Jonathan Leakey is credited with introducing the lucrative snake farming business in Kenya. Most publications, both local and international, have described him as the father of snake farming in Kenya.
He made a fortune from the business of hunting and selling rare viper snakes to many companies in Europe and parts of South America.
Preliminary reports before the government imposed restrictions on snake farming indicated that the rare vipers were being sold for close to Ksh10,000 a piece in South America and Chinese markets.
The most sought ones included the horned viper (Bitis Worthingtoni) and the Mt Kenya bush viper or Ashe’s viper (Atheris desaixi). The venom is extracted for research on chronic diseases and drug development and manufacture of anti-venom medicine.
Leakey is credited with establishing the first snake farm in the country. The son of Louis Leakey and Mary Leakey chose to hunt snakes and supplied venoms to South African and US companies for the manufacture of anti-venom.

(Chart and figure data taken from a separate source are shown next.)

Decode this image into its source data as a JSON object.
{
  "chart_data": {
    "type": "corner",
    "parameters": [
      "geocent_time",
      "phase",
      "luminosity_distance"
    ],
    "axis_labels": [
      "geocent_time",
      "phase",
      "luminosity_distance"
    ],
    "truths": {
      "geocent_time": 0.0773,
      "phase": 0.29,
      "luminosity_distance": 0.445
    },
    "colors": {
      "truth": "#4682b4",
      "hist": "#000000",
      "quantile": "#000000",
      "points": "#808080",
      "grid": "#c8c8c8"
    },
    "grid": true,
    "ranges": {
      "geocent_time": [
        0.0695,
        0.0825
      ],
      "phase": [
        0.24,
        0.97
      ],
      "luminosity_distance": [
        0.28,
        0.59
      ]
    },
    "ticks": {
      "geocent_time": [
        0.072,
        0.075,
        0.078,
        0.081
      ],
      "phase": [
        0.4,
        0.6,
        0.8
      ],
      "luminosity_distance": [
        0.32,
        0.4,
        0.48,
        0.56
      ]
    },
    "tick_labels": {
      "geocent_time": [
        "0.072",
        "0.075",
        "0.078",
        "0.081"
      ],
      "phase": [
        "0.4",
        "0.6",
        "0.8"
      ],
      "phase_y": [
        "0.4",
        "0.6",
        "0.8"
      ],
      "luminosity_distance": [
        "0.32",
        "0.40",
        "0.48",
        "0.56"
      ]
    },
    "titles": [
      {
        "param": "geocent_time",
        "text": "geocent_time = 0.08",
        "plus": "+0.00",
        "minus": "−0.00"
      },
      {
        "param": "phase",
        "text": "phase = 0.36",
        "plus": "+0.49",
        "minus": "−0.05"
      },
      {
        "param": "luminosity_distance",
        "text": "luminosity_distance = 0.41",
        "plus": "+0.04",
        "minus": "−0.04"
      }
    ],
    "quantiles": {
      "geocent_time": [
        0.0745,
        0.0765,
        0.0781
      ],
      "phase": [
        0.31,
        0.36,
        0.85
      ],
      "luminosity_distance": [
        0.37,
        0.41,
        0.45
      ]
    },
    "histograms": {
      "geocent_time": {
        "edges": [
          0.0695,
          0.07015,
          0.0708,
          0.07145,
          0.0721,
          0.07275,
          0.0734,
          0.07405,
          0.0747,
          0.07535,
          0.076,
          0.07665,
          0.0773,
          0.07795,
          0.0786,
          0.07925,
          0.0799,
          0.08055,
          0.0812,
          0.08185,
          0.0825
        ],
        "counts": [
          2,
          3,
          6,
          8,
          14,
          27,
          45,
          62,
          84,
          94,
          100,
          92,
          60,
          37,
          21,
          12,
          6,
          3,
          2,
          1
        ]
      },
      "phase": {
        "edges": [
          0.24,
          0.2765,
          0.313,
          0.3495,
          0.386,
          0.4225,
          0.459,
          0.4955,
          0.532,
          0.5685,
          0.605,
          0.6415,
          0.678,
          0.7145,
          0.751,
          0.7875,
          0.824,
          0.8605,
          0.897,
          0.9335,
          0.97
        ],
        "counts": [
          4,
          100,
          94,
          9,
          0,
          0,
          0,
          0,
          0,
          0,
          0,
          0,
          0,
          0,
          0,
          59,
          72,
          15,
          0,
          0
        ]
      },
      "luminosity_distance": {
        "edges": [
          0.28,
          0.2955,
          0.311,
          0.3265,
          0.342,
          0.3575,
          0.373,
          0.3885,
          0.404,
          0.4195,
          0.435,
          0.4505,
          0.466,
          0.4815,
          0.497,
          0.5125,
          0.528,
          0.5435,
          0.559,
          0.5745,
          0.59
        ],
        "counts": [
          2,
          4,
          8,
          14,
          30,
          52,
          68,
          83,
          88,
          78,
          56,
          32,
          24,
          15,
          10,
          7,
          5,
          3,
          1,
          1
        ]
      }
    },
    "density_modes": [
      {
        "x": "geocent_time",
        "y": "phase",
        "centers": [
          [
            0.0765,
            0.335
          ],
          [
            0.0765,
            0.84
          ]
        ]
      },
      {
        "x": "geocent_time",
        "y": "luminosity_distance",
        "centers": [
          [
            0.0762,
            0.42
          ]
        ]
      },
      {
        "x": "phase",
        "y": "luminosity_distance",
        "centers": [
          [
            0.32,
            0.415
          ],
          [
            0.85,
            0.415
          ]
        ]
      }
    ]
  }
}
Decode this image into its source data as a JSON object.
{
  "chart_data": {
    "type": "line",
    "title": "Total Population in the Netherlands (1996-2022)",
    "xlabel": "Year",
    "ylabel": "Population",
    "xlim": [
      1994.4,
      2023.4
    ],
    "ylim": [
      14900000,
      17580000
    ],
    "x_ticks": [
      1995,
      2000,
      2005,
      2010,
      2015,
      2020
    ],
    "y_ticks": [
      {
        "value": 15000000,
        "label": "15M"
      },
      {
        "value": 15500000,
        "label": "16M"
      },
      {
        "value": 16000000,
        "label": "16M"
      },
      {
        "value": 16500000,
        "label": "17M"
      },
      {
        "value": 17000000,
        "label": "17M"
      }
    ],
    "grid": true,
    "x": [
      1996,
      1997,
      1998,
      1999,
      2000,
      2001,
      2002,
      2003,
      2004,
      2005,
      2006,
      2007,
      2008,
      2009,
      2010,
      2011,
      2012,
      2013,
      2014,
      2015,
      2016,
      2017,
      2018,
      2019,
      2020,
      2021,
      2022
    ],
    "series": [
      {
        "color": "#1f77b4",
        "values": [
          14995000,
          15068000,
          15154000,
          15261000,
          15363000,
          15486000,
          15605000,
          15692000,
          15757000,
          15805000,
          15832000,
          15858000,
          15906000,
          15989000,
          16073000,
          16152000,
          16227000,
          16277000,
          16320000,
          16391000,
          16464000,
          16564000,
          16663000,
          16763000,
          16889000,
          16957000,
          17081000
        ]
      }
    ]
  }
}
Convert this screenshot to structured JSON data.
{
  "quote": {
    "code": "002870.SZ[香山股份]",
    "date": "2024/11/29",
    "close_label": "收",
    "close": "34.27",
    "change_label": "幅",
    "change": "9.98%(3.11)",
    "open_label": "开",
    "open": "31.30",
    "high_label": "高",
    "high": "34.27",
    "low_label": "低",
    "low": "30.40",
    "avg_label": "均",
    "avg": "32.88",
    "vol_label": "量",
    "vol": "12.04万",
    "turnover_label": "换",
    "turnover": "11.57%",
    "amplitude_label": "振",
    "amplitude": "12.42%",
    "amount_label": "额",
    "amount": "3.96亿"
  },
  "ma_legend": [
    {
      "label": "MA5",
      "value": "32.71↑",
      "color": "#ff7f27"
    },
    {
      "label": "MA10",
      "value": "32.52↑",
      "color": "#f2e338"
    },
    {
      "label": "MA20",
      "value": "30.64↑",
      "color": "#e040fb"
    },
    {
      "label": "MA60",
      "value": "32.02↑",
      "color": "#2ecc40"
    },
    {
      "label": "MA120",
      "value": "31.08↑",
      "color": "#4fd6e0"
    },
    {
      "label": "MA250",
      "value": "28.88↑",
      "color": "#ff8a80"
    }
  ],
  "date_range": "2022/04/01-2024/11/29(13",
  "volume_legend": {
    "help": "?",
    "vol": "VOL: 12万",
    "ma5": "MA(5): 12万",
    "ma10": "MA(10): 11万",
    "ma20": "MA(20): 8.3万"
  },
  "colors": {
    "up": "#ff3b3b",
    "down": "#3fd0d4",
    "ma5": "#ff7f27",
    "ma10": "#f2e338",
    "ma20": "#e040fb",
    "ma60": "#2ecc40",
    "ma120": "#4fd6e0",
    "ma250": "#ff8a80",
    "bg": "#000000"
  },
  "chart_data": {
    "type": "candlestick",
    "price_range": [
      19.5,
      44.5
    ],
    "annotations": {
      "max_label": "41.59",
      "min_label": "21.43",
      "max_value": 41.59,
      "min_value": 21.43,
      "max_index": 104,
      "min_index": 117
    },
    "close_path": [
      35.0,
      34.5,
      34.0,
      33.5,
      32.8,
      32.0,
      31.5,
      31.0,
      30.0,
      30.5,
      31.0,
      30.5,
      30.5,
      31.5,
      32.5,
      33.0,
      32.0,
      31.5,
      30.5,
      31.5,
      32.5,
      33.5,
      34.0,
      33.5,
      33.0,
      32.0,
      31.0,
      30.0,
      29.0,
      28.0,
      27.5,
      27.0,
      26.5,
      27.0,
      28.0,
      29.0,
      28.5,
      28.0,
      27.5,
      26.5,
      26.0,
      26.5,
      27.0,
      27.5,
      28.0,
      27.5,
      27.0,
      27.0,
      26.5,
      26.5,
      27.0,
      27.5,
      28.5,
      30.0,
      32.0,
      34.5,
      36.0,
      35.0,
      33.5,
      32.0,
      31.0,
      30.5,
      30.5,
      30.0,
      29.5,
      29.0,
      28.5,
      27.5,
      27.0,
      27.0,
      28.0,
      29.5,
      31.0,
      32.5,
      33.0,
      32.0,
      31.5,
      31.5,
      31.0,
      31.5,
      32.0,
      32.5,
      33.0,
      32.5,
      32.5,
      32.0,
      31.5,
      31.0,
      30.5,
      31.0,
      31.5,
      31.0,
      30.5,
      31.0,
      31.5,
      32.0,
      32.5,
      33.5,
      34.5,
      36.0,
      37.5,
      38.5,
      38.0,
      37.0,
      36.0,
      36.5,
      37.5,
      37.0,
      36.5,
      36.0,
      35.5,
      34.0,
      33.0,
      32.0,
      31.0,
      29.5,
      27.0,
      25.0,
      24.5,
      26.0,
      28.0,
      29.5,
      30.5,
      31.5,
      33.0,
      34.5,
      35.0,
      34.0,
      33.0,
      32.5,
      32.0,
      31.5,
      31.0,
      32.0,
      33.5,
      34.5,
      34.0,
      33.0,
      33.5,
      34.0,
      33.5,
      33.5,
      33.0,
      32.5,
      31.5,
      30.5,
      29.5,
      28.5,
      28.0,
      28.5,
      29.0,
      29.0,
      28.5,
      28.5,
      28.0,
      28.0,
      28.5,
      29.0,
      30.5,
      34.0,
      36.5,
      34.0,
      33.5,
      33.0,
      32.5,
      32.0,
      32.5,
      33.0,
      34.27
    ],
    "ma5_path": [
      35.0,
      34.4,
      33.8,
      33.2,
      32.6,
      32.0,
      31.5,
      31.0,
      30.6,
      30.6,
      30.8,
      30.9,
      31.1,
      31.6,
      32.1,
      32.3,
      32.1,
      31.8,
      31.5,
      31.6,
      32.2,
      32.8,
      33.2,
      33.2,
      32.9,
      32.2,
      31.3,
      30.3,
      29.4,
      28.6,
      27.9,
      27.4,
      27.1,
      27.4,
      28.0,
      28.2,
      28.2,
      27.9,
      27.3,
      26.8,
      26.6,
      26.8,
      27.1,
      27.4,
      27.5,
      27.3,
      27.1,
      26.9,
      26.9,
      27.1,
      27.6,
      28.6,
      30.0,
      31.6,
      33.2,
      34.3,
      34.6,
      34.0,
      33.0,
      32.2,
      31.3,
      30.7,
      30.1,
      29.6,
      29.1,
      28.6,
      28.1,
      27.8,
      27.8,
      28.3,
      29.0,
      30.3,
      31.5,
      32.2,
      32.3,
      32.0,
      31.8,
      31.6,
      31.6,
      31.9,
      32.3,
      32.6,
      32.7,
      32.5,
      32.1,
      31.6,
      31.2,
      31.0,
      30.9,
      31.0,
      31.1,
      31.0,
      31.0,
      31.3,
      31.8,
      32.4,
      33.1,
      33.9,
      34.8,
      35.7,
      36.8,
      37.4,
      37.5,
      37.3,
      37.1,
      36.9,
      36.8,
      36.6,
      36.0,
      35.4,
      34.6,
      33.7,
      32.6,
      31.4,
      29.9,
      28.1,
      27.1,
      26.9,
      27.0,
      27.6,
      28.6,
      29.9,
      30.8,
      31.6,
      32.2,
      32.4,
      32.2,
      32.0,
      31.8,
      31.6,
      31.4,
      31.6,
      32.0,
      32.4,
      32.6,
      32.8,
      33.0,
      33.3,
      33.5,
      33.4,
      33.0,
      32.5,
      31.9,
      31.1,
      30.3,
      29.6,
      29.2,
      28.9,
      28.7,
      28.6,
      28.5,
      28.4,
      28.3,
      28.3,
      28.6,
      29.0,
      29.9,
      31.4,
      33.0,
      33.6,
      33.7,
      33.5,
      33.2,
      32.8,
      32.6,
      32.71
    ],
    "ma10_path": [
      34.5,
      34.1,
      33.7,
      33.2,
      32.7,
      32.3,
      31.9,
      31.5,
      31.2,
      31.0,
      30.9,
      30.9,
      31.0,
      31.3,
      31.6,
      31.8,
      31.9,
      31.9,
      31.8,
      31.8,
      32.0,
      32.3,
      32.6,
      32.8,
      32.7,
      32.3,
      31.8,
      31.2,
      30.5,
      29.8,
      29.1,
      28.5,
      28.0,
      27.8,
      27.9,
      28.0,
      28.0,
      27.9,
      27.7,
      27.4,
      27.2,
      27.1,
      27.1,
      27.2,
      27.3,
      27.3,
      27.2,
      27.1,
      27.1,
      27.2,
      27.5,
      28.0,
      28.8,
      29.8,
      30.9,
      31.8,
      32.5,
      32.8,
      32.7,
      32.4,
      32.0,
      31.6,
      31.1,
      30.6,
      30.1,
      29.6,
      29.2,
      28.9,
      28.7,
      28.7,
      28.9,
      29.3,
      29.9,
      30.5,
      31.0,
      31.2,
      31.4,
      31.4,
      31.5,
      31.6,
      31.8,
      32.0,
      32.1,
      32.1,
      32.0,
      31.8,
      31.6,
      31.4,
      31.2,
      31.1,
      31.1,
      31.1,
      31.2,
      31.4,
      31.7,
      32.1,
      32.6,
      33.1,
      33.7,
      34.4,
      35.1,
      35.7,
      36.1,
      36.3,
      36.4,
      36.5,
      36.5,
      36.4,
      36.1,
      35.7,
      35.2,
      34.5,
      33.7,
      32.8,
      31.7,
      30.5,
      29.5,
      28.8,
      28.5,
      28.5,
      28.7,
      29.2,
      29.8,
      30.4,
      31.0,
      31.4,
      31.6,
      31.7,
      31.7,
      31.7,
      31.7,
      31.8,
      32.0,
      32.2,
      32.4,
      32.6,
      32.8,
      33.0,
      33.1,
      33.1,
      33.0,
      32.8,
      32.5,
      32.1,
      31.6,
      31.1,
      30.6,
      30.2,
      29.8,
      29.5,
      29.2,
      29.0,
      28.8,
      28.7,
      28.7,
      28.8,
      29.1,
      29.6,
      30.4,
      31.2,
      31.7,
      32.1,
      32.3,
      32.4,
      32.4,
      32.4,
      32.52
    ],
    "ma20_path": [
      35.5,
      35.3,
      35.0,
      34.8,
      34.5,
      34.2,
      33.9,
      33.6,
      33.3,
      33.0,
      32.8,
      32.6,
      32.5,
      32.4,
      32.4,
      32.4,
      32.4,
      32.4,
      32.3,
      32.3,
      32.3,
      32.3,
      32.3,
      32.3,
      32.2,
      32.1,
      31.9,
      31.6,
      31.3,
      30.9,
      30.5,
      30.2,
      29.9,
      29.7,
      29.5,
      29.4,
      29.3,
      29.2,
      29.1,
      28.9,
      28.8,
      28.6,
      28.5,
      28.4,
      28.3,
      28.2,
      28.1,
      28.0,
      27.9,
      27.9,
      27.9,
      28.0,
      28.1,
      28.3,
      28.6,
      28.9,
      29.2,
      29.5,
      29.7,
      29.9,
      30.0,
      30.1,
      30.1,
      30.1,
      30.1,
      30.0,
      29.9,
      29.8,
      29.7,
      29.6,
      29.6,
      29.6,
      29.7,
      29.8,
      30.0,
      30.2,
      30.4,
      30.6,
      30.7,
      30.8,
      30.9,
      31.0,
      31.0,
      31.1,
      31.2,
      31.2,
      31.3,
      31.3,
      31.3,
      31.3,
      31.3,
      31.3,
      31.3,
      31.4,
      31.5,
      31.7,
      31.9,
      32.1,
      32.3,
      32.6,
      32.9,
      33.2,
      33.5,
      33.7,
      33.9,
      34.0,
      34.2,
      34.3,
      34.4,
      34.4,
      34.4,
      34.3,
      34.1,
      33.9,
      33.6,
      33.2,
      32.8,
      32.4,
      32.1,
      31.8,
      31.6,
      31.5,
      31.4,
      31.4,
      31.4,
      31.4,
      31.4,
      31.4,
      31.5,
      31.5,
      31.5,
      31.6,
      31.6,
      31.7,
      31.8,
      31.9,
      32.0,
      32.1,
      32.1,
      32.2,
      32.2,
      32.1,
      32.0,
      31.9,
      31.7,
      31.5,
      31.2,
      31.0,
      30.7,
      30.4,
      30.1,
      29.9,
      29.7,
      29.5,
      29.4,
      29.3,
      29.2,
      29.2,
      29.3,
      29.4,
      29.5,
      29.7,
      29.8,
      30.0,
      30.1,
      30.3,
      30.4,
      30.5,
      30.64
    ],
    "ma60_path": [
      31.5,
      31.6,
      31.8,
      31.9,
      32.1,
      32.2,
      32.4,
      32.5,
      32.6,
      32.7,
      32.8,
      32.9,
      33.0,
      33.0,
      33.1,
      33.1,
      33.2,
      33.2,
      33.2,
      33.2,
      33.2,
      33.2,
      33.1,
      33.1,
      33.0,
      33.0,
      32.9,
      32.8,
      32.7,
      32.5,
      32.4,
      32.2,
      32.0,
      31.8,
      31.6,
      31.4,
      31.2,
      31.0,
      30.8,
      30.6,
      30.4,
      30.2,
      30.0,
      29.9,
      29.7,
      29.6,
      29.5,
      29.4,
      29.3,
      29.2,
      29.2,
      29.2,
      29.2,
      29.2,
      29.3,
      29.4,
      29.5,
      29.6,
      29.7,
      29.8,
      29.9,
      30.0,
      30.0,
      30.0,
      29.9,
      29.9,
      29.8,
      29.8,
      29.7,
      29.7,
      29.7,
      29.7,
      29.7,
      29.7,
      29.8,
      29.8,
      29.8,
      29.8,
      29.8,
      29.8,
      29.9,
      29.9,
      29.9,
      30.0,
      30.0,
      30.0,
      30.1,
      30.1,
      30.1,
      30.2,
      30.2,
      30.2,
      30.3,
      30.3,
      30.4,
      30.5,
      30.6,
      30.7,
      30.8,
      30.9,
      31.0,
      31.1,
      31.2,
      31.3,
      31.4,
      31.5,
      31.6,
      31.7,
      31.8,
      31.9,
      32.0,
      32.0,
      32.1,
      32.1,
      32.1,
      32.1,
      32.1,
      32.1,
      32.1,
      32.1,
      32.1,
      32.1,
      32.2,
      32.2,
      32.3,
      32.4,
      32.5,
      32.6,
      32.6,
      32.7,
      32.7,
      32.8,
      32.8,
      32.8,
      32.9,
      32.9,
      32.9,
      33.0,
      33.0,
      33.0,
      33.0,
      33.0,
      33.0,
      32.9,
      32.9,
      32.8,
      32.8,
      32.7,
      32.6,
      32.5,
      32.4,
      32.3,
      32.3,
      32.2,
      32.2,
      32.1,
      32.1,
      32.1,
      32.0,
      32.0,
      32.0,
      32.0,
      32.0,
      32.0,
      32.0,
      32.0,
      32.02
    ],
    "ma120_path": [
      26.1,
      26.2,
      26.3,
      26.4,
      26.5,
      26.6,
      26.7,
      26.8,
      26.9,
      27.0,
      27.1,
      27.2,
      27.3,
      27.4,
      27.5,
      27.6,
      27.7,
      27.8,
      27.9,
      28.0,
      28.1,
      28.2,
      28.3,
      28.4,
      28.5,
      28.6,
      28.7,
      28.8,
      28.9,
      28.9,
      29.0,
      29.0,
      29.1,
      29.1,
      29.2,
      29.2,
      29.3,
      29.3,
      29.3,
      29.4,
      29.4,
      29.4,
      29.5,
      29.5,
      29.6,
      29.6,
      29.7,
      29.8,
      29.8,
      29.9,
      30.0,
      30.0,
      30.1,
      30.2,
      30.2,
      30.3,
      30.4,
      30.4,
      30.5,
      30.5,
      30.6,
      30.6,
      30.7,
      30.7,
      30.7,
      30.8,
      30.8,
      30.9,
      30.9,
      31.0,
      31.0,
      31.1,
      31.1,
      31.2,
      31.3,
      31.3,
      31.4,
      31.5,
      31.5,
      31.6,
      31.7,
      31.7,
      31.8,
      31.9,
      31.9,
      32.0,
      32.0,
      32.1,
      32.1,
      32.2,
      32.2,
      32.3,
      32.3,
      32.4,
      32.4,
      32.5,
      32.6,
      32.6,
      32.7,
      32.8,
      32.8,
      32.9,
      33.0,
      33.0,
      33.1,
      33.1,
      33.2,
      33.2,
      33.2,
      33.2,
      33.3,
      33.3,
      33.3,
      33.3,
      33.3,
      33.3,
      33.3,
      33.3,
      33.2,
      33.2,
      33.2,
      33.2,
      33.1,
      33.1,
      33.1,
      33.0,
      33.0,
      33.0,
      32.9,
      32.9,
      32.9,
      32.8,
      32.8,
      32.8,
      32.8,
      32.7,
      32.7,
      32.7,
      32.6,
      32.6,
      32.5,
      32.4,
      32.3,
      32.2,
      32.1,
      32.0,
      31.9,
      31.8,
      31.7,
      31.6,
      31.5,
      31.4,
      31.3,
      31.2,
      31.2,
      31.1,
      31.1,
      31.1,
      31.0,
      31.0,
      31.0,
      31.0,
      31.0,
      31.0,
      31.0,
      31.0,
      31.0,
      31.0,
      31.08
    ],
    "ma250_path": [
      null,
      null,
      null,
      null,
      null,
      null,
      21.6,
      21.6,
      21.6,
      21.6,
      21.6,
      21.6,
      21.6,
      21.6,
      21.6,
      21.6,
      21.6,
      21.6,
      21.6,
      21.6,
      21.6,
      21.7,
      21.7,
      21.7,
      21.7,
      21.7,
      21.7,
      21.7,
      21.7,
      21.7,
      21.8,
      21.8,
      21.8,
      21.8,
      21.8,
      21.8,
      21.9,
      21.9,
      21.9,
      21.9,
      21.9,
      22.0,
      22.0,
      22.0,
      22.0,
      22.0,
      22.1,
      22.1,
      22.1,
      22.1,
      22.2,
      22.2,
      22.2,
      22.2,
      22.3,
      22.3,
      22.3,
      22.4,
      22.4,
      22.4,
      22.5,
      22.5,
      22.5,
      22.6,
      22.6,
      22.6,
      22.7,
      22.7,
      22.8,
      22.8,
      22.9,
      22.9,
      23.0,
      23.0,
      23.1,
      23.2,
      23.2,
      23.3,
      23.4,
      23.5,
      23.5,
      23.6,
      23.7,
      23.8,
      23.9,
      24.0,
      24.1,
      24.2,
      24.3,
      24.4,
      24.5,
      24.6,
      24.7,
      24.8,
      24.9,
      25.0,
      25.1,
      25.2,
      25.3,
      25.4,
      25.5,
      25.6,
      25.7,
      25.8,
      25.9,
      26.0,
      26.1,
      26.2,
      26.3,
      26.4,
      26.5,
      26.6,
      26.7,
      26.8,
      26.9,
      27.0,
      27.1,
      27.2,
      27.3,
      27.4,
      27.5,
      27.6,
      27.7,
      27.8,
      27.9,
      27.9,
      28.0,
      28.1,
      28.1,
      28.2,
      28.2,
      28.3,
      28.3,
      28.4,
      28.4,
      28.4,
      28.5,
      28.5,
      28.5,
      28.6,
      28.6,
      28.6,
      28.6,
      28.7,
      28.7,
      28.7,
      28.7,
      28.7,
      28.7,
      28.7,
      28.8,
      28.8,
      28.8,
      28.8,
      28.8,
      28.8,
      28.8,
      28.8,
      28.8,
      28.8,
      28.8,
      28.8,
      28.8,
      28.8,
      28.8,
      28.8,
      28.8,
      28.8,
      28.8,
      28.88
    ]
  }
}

He established the Nairobi Snake Park in 1961 and served as its first curator. After that, Leakey settled in Baringo where he set up his own snake farm in the 1970s.
In 1990, he employed his father to work at his snake farm in Baringo. His father worked for him until 2001 when he also established his own farm.
But Leakey, who was always on the move running different errands, decided to shut down his own farm. At that, he was already an established snake farmer.
In 2003, the government started a crackdown and confiscated all his father's snake collections. He was also jailed for nine days, forcing the family empire to crumble.
To honour his contribution in the snake farming industry, scientists named the carpet viper of Baringo Echis Pyramidum Leakeyi, which is the most common snake found in the harsh environment of Baringo.
Before venturing into snake farming, Leakey at the age of 26 years, found the fossil remains of a 10-year-old child of Homo Habilis in Olduvai Gorge, Tanzania, which was then nicknamed Jonny's Child.
Leakey died on July 12, 2021, and was cremated on July 28 at a private ceremony in Nairobi leaving behind a rich history in snake farming. Coincidentally, one of his closest allies who assisted him in snake farming, Nankorot Ewoi, died 12 days later.
The burial of his ally made headlines after a wild six-foot-long python slithered into the family compound and went straight to his grave and then later to his house.
Even as the two remain the fathers of snake farming business in Kenya and who reportedly made millions, recent statements made by Roots Party presidential candidate, George Luchiri Wajackoyah, re-ignited the debate on this unique form of farming.
Wajackoyah promised to revive snake farming and raise over Ksh84 billion that will be used to repay Kenya's foreign debt.
At the moment, snake farming is restricted. Kenya Wildlife Services (KWS) issues licenses to persons willing to engage in the business.